After receiving positive noises from health officials British American Tobacco had its Voke nicotine inhaler licensed for medical use by the Medicines and Healthcare products Regulatory Agency (MHRA) in 2015 but never brought the device to market.

John Dunne, director-general of the UK Vaping Industry Association, said the regulatory hurdles had taken too long. By the time the device had a licence the technology was out of date. “The government has been calling for brands to do this for several years,” Dunne said. “They’re desperate to get a company to do it — and they want one that is not a tobacco company. But nobody’s really stepped up to the plate because I don’t think it’s going to be viable.”

Javid’s new rules will provide a simpler route to apply for a licence through the MHRA. Dunne said companies were unlikely to find that the returns justified the investment. However, there are tax benefits: e-cigarettes are subject to VAT at 20 per cent, contributing £4 to the cost of a £20 vaping kit. Medical products are subject to VAT at just 5 per cent. By comparison, last week’s budget raised the cost of a premium pack of cigarettes from £12.73 to £13.60, of which £7.50 – 55 per cent – is tax.

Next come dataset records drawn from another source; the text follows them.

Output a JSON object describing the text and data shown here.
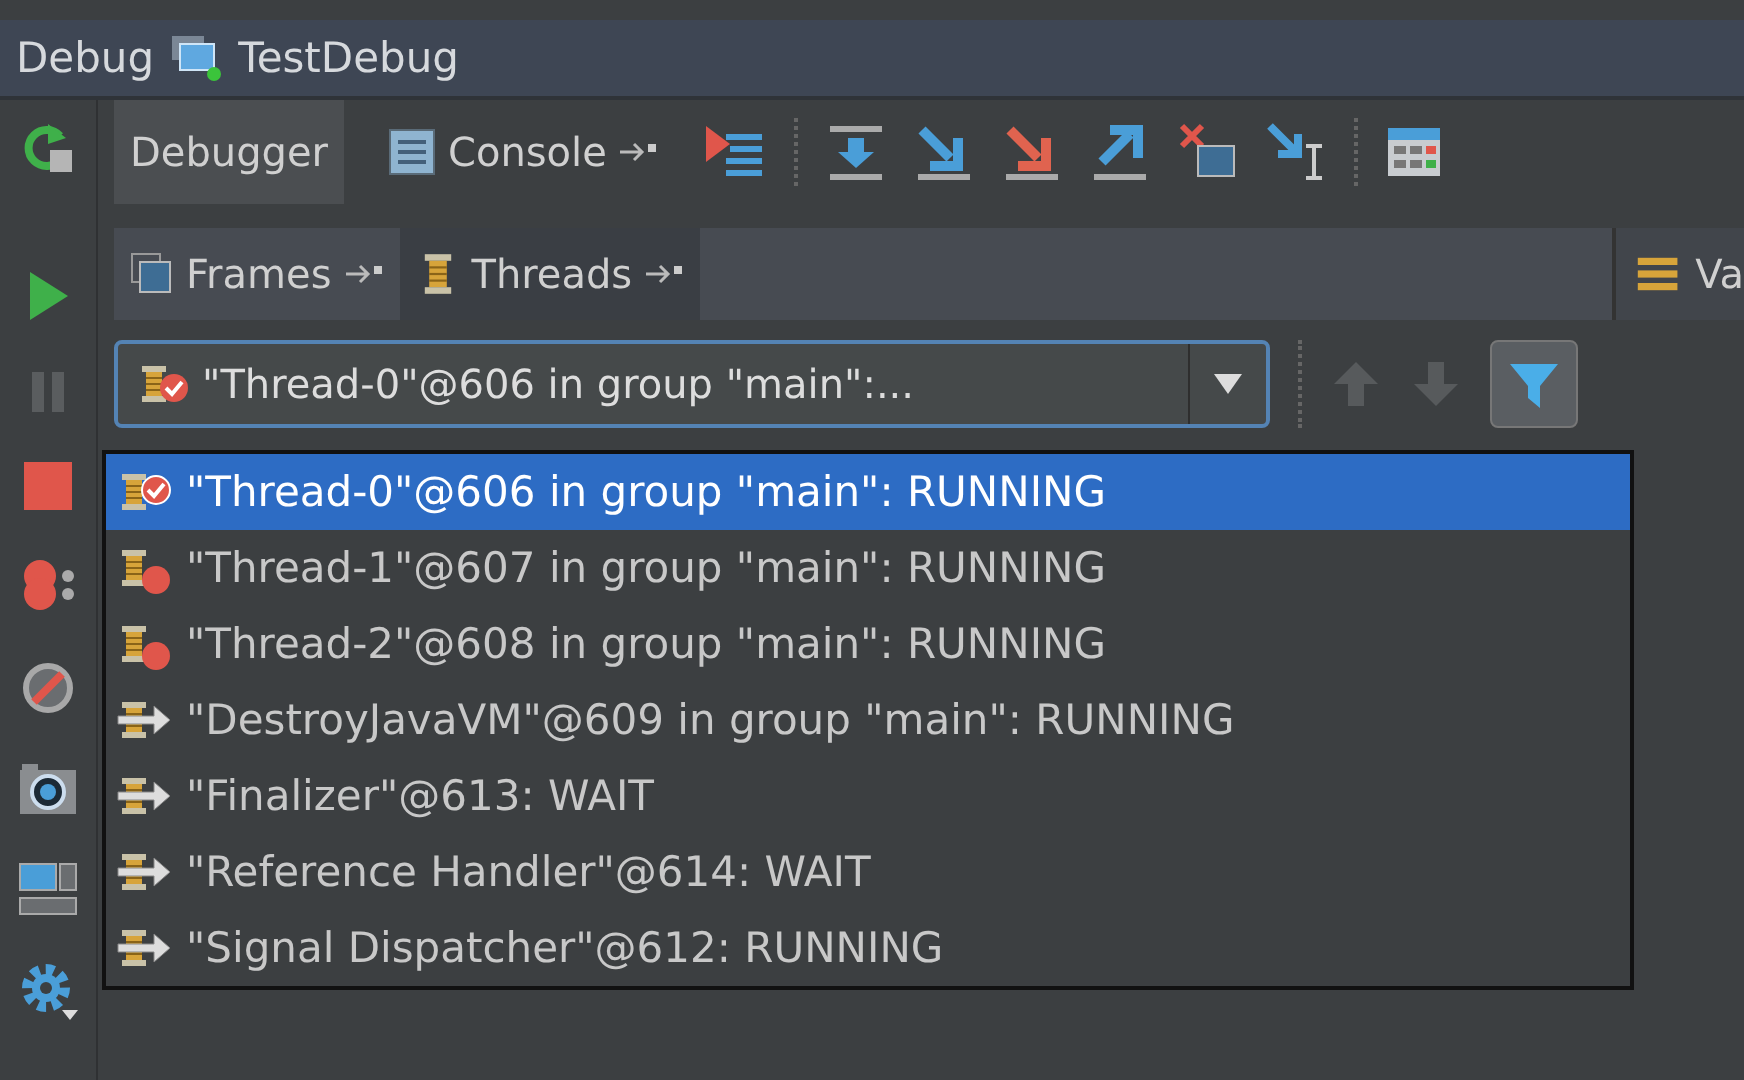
{
  "window": {
    "title": "Debug",
    "config": "TestDebug"
  },
  "tabs": [
    {
      "label": "Debugger",
      "selected": true,
      "pin": false
    },
    {
      "label": "Console",
      "selected": false,
      "pin": true
    }
  ],
  "subtabs": [
    {
      "label": "Frames",
      "selected": false
    },
    {
      "label": "Threads",
      "selected": true
    }
  ],
  "side_tab": {
    "label": "Va"
  },
  "thread_combo": {
    "value": "\"Thread-0\"@606 in group \"main\":..."
  },
  "nav": {
    "up_disabled": true,
    "down_disabled": true,
    "filter_on": true
  },
  "threads": [
    {
      "kind": "current",
      "label": "\"Thread-0\"@606 in group \"main\": RUNNING",
      "selected": true
    },
    {
      "kind": "breakpoint",
      "label": "\"Thread-1\"@607 in group \"main\": RUNNING",
      "selected": false
    },
    {
      "kind": "breakpoint",
      "label": "\"Thread-2\"@608 in group \"main\": RUNNING",
      "selected": false
    },
    {
      "kind": "running",
      "label": "\"DestroyJavaVM\"@609 in group \"main\": RUNNING",
      "selected": false
    },
    {
      "kind": "running",
      "label": "\"Finalizer\"@613: WAIT",
      "selected": false
    },
    {
      "kind": "running",
      "label": "\"Reference Handler\"@614: WAIT",
      "selected": false
    },
    {
      "kind": "running",
      "label": "\"Signal Dispatcher\"@612: RUNNING",
      "selected": false
    }
  ]
}
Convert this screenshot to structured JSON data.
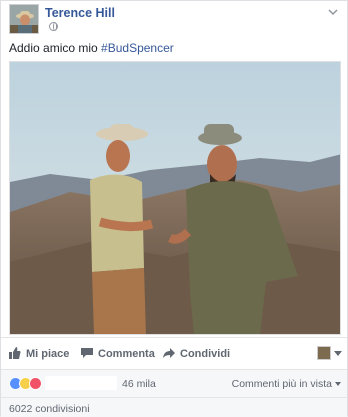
{
  "post": {
    "author": "Terence Hill",
    "text_prefix": "Addio amico mio ",
    "hashtag": "#BudSpencer"
  },
  "actions": {
    "like": "Mi piace",
    "comment": "Commenta",
    "share": "Condividi"
  },
  "reactions": {
    "count": "46 mila",
    "comments_filter": "Commenti più in vista"
  },
  "shares": {
    "text": "6022 condivisioni"
  },
  "colors": {
    "link_blue": "#365899",
    "like_blue": "#5890ff",
    "love_red": "#f25268",
    "sad_yellow": "#f7d04b"
  }
}
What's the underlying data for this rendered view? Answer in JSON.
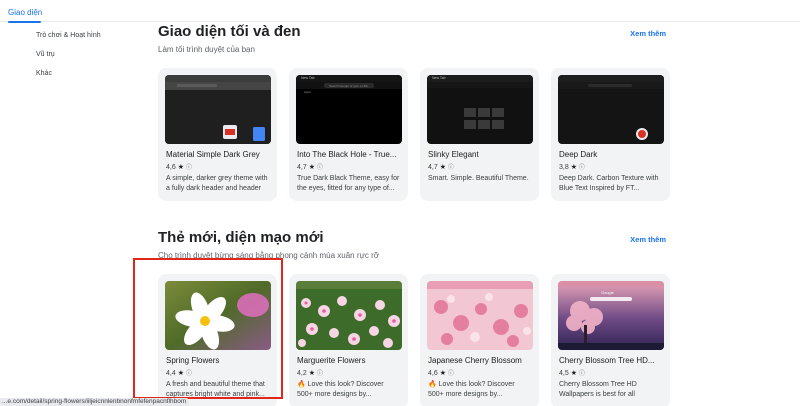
{
  "topnav": {
    "label": "Giao diện"
  },
  "sidebar": {
    "items": [
      {
        "label": "Trò chơi & Hoạt hình"
      },
      {
        "label": "Vũ trụ"
      },
      {
        "label": "Khác"
      }
    ]
  },
  "sections": [
    {
      "title": "Giao diện tối và đen",
      "subtitle": "Làm tối trình duyệt của bạn",
      "see_more": "Xem thêm",
      "cards": [
        {
          "name": "Material Simple Dark Grey",
          "rating": "4,6",
          "desc": "A simple, darker grey theme with a fully dark header and header bar."
        },
        {
          "name": "Into The Black Hole - True...",
          "rating": "4,7",
          "desc": "True Dark Black Theme, easy for the eyes, fitted for any type of...",
          "thumb_text_1": "New Tab",
          "thumb_text_2": "Search Google or type a URL",
          "thumb_text_3": "Apps"
        },
        {
          "name": "Slinky Elegant",
          "rating": "4,7",
          "desc": "Smart. Simple. Beautiful Theme.",
          "thumb_text_1": "New Tab"
        },
        {
          "name": "Deep Dark",
          "rating": "3,8",
          "desc": "Deep Dark. Carbon Texture with Blue Text Inspired by FT..."
        }
      ]
    },
    {
      "title": "Thẻ mới, diện mạo mới",
      "subtitle": "Cho trình duyệt bừng sáng bằng phong cảnh mùa xuân rực rỡ",
      "see_more": "Xem thêm",
      "cards": [
        {
          "name": "Spring Flowers",
          "rating": "4,4",
          "desc": "A fresh and beautiful theme that captures bright white and pink..."
        },
        {
          "name": "Marguerite Flowers",
          "rating": "4,2",
          "desc": "🔥 Love this look? Discover 500+ more designs by..."
        },
        {
          "name": "Japanese Cherry Blossom",
          "rating": "4,6",
          "desc": "🔥 Love this look? Discover 500+ more designs by..."
        },
        {
          "name": "Cherry Blossom Tree HD...",
          "rating": "4,5",
          "desc": "Cherry Blossom Tree HD Wallpapers is best for all chrome...",
          "thumb_text_1": "Google"
        }
      ]
    }
  ],
  "status_url": "...e.com/detail/spring-flowers/iiljeicnnlenbnonfmfefenpacnflhbom",
  "colors": {
    "accent": "#1a73e8",
    "highlight": "#e1261c",
    "card_bg": "#f1f3f4"
  }
}
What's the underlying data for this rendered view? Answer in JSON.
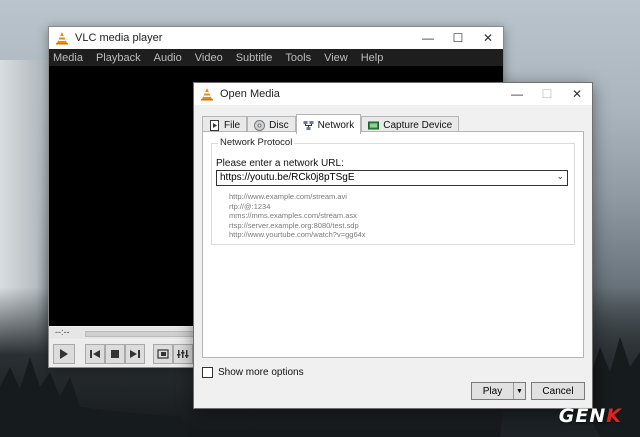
{
  "background": {
    "watermark_left": "GEN",
    "watermark_accent": "K"
  },
  "vlc": {
    "title": "VLC media player",
    "menu": [
      "Media",
      "Playback",
      "Audio",
      "Video",
      "Subtitle",
      "Tools",
      "View",
      "Help"
    ],
    "time": "--:--",
    "icons": [
      "play-icon",
      "previous-icon",
      "stop-icon",
      "next-icon",
      "fullscreen-icon",
      "equalizer-icon"
    ]
  },
  "dialog": {
    "title": "Open Media",
    "tabs": [
      {
        "label": "File",
        "icon": "file-icon"
      },
      {
        "label": "Disc",
        "icon": "disc-icon"
      },
      {
        "label": "Network",
        "icon": "network-icon",
        "active": true
      },
      {
        "label": "Capture Device",
        "icon": "capture-device-icon"
      }
    ],
    "group_title": "Network Protocol",
    "prompt": "Please enter a network URL:",
    "url_value": "https://youtu.be/RCk0j8pTSgE",
    "examples": [
      "http://www.example.com/stream.avi",
      "rtp://@:1234",
      "mms://mms.examples.com/stream.asx",
      "rtsp://server.example.org:8080/test.sdp",
      "http://www.yourtube.com/watch?v=gg64x"
    ],
    "more_options": "Show more options",
    "play": "Play",
    "cancel": "Cancel"
  }
}
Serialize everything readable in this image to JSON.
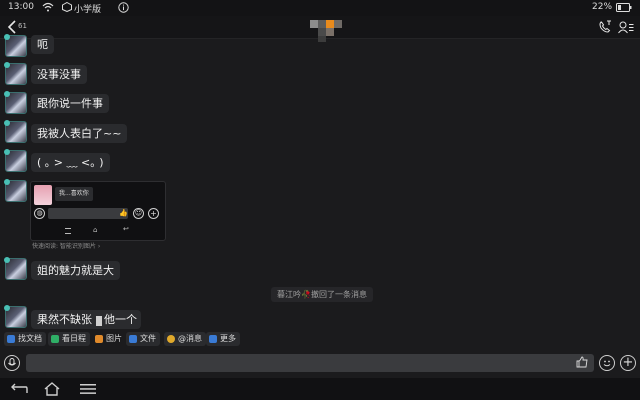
{
  "status": {
    "time": "13:00",
    "app_name": "小学版",
    "battery": "22%"
  },
  "header": {
    "back_badge": "61"
  },
  "messages": [
    {
      "text": "呃"
    },
    {
      "text": "没事没事"
    },
    {
      "text": "跟你说一件事"
    },
    {
      "text": "我被人表白了~~"
    },
    {
      "text": "( ｡ > ﹏ <｡ )"
    },
    {
      "text": "姐的魅力就是大"
    },
    {
      "text": "果然不缺张"
    },
    {
      "text": "他一个"
    }
  ],
  "screenshot_card": {
    "preview_text": "我...喜欢你",
    "caption": "快速阅读: 智能识别图片 ›"
  },
  "recall_notice": "暮江吟🥀撤回了一条消息",
  "toolbar": [
    {
      "label": "找文档",
      "color": "#3a7bd5"
    },
    {
      "label": "看日程",
      "color": "#2fae66"
    },
    {
      "label": "图片",
      "color": "#e08a2b"
    },
    {
      "label": "文件",
      "color": "#3a7bd5"
    },
    {
      "label": "@消息",
      "color": "#e0a92b"
    },
    {
      "label": "更多",
      "color": "#3a7bd5"
    }
  ],
  "colors": {
    "background": "#1b1b1d",
    "bubble": "#2a2b2e",
    "input": "#3a3b3e"
  }
}
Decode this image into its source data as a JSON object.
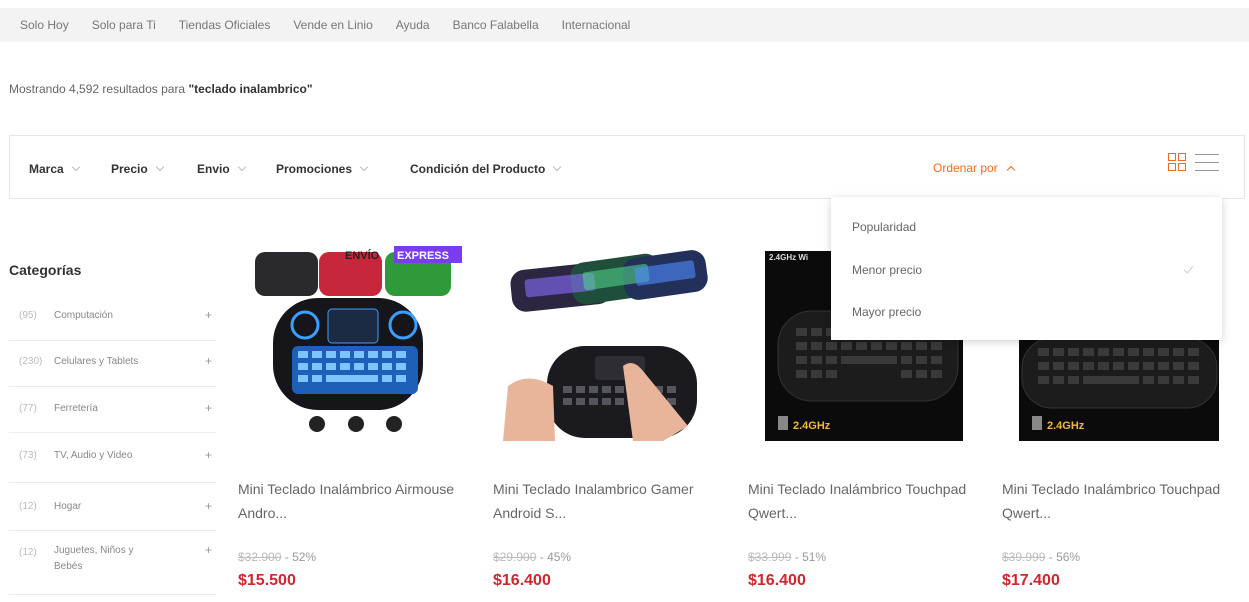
{
  "top_nav": [
    {
      "label": "Solo Hoy"
    },
    {
      "label": "Solo para Ti"
    },
    {
      "label": "Tiendas Oficiales"
    },
    {
      "label": "Vende en Linio"
    },
    {
      "label": "Ayuda"
    },
    {
      "label": "Banco Falabella"
    },
    {
      "label": "Internacional"
    }
  ],
  "results": {
    "prefix": "Mostrando 4,592 resultados para",
    "query": "\"teclado inalambrico\""
  },
  "filters": [
    {
      "label": "Marca"
    },
    {
      "label": "Precio"
    },
    {
      "label": "Envio"
    },
    {
      "label": "Promociones"
    },
    {
      "label": "Condición del Producto"
    }
  ],
  "sort": {
    "label": "Ordenar por",
    "options": [
      {
        "label": "Popularidad"
      },
      {
        "label": "Menor precio"
      },
      {
        "label": "Mayor precio"
      }
    ],
    "selected": "Menor precio"
  },
  "colors": {
    "accent": "#f06b1d",
    "price": "#d0262f"
  },
  "categories": {
    "title": "Categorías",
    "items": [
      {
        "count": "(95)",
        "name": "Computación"
      },
      {
        "count": "(230)",
        "name": "Celulares y Tablets"
      },
      {
        "count": "(77)",
        "name": "Ferretería"
      },
      {
        "count": "(73)",
        "name": "TV, Audio y Video"
      },
      {
        "count": "(12)",
        "name": "Hogar"
      },
      {
        "count": "(12)",
        "name": "Juguetes, Niños y Bebés"
      }
    ]
  },
  "products": [
    {
      "title": "Mini Teclado Inalámbrico Airmouse Andro...",
      "old_price": "$32.900",
      "discount": "- 52%",
      "price": "$15.500",
      "badge_1": "ENVÍO",
      "badge_2": "EXPRESS"
    },
    {
      "title": "Mini Teclado Inalambrico Gamer Android S...",
      "old_price": "$29.900",
      "discount": "- 45%",
      "price": "$16.400"
    },
    {
      "title": "Mini Teclado Inalámbrico Touchpad Qwert...",
      "old_price": "$33.999",
      "discount": "- 51%",
      "price": "$16.400",
      "freq": "2.4GHz",
      "top_label": "2.4GHz Wi"
    },
    {
      "title": "Mini Teclado Inalámbrico Touchpad Qwert...",
      "old_price": "$39.999",
      "discount": "- 56%",
      "price": "$17.400",
      "freq": "2.4GHz"
    }
  ]
}
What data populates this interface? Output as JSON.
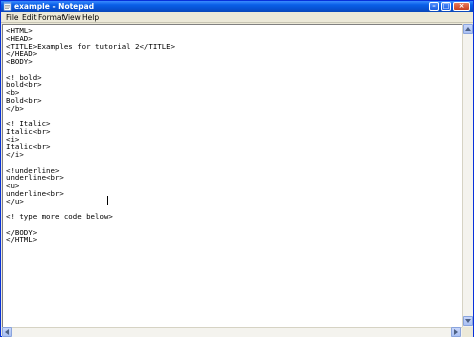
{
  "window": {
    "title": "example - Notepad",
    "controls": {
      "minimize": "–",
      "maximize": "□",
      "close": "×"
    }
  },
  "menu": {
    "items": [
      {
        "label": "File"
      },
      {
        "label": "Edit"
      },
      {
        "label": "Format"
      },
      {
        "label": "View"
      },
      {
        "label": "Help"
      }
    ]
  },
  "editor": {
    "lines": [
      "<HTML>",
      "<HEAD>",
      "<TITLE>Examples for tutorial 2</TITLE>",
      "</HEAD>",
      "<BODY>",
      "",
      "<! bold>",
      "bold<br>",
      "<b>",
      "Bold<br>",
      "</b>",
      "",
      "<! Italic>",
      "Italic<br>",
      "<i>",
      "Italic<br>",
      "</i>",
      "",
      "<!underline>",
      "underline<br>",
      "<u>",
      "underline<br>",
      "</u>",
      "",
      "<! type more code below>",
      "",
      "</BODY>",
      "</HTML>"
    ]
  },
  "icons": {
    "app": "notepad-icon",
    "scroll_up": "arrow-up-icon",
    "scroll_down": "arrow-down-icon",
    "scroll_left": "arrow-left-icon",
    "scroll_right": "arrow-right-icon"
  },
  "colors": {
    "titlebar": "#0a5fe8",
    "title_text": "#ffffff",
    "editor_bg": "#ffffff",
    "chrome": "#ece9d8"
  }
}
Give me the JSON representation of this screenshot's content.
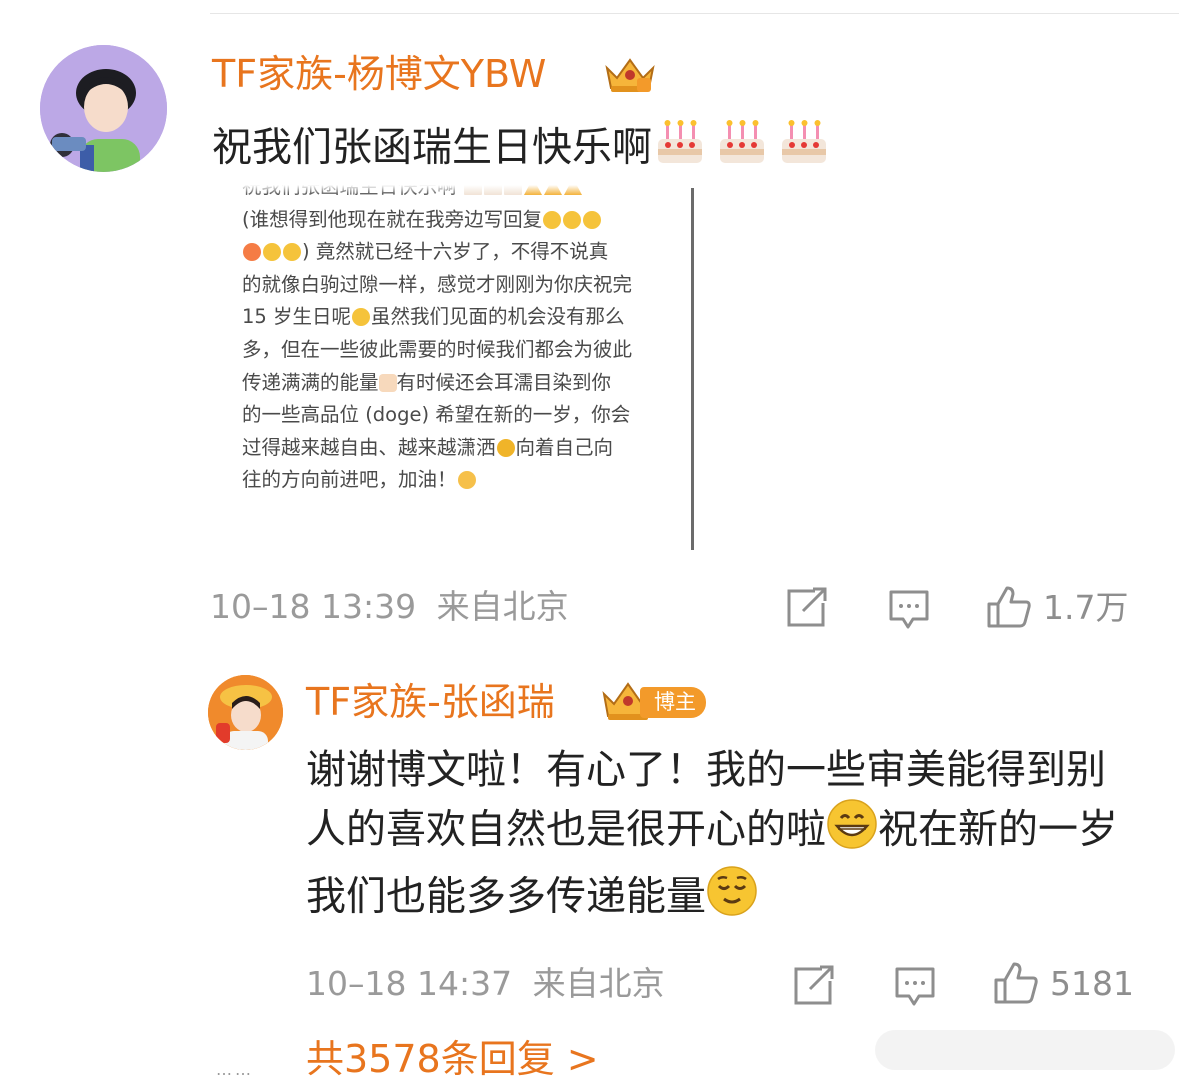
{
  "comment": {
    "username": "TF家族-杨博文YBW",
    "text": "祝我们张函瑞生日快乐啊",
    "quoted_post": {
      "line0": "祝我们张函瑞生日快乐啊",
      "line1": "(谁想得到他现在就在我旁边写回复",
      "line2": ") 竟然就已经十六岁了，不得不说真",
      "line3": "的就像白驹过隙一样，感觉才刚刚为你庆祝完",
      "line4a": "15 岁生日呢",
      "line4b": "虽然我们见面的机会没有那么",
      "line5": "多，但在一些彼此需要的时候我们都会为彼此",
      "line6a": "传递满满的能量",
      "line6b": "有时候还会耳濡目染到你",
      "line7": "的一些高品位 (doge) 希望在新的一岁，你会",
      "line8a": "过得越来越自由、越来越潇洒",
      "line8b": "向着自己向",
      "line9": "往的方向前进吧，加油！"
    },
    "time": "10–18 13:39",
    "location": "来自北京",
    "likes": "1.7万"
  },
  "reply": {
    "username": "TF家族-张函瑞",
    "badge": "博主",
    "text_part1": "谢谢博文啦！有心了！我的一些审美能得到别人的喜欢自然也是很开心的啦",
    "text_part2": "祝在新的一岁我们也能多多传递能量",
    "time": "10–18 14:37",
    "location": "来自北京",
    "likes": "5181"
  },
  "replies_summary": {
    "dots": "……",
    "label": "共3578条回复 >"
  },
  "icons": {
    "share": "share-icon",
    "comment": "comment-icon",
    "like": "thumbs-up-icon",
    "cake": "birthday-cake-emoji",
    "grin": "grinning-emoji",
    "relieved": "relieved-emoji"
  },
  "colors": {
    "username": "#e8751e",
    "text": "#222222",
    "meta": "#9a9a9a",
    "badge": "#f39a2a"
  }
}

Peter Hajek, a professor of clinical psychology at Queen Mary University of London who is a long-term champion of e-cigarettes, is sceptical about vaping on prescription. “Smokers are more likely to benefit from e-cigarettes if they can select flavours, strengths and products that they like, rather than being limited to whatever becomes licensed,” he said.

As Dunne puts it: “Who is going to go to the trouble of going to a doctor to get a prescription when they can go to Tesco to get the same thing? They are trying to solve a problem that doesn’t exist.”